I don’t know.
I am 30. A girl you may know or may not – doesn’t matter.
I was 20 when I lost my virginity to a man. I'm still not sure if I can call him a man. At that point, I wanted to marry him, settle down, have a family. Everyone told it was wrong. That he was the wrong guy. Of course, he was. I didn’t realize.
At 24, I realized I had fucked up my conventional career already. The “Man” was gone. I didn’t know what to do in my life, but the quest for love continued.
At 25, I was way past the score of 3. I am talking of three guys in just 5 years. In your mind, I am either a ‘lost case’ or is probably someone who doesn’t know how to control hormones.
At 26, I was again in love. I moved in with him. Stay together for good two years before I realized this isn’t what I was looking for. I wanted something more than a marriage, a baby. I dumped him too.
At 30, I'm in a relationship of two years, and I am still not sure if this is “The” man. Yes, we are pretty much in love, have supported each other in the hard days, but there’s always a question in my head – “Do I really want to marry him?” What's the point of all this?

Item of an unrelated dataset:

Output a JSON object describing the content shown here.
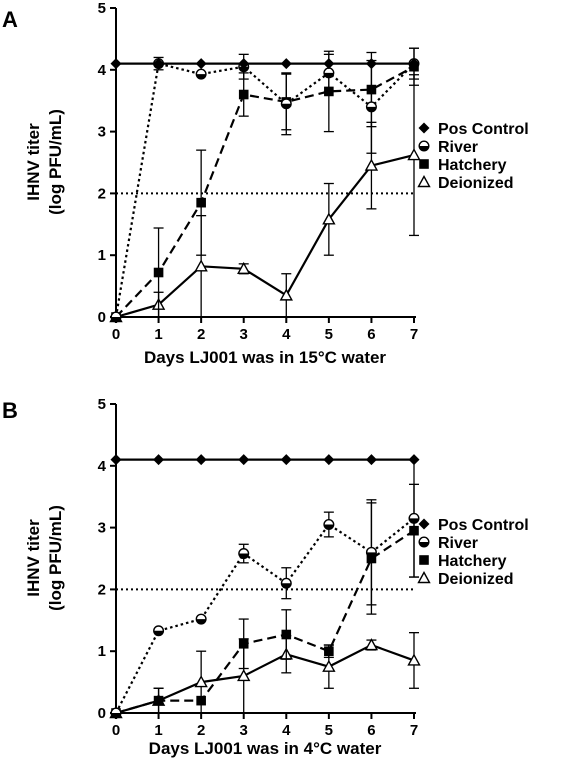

Perhaps, I am trying to say is – I am not sure of anything in my life. I am a confused dickhead, who was and is still confused. Doesn’t make me better or worse than you. I don’t know if marrying a guy or giving birth to a baby solves my existential crisis
or am I just running away from responsibility? I, again, don’t know.
This brings me to an important question – “Is it okay to not know at 30?” I don’t know again.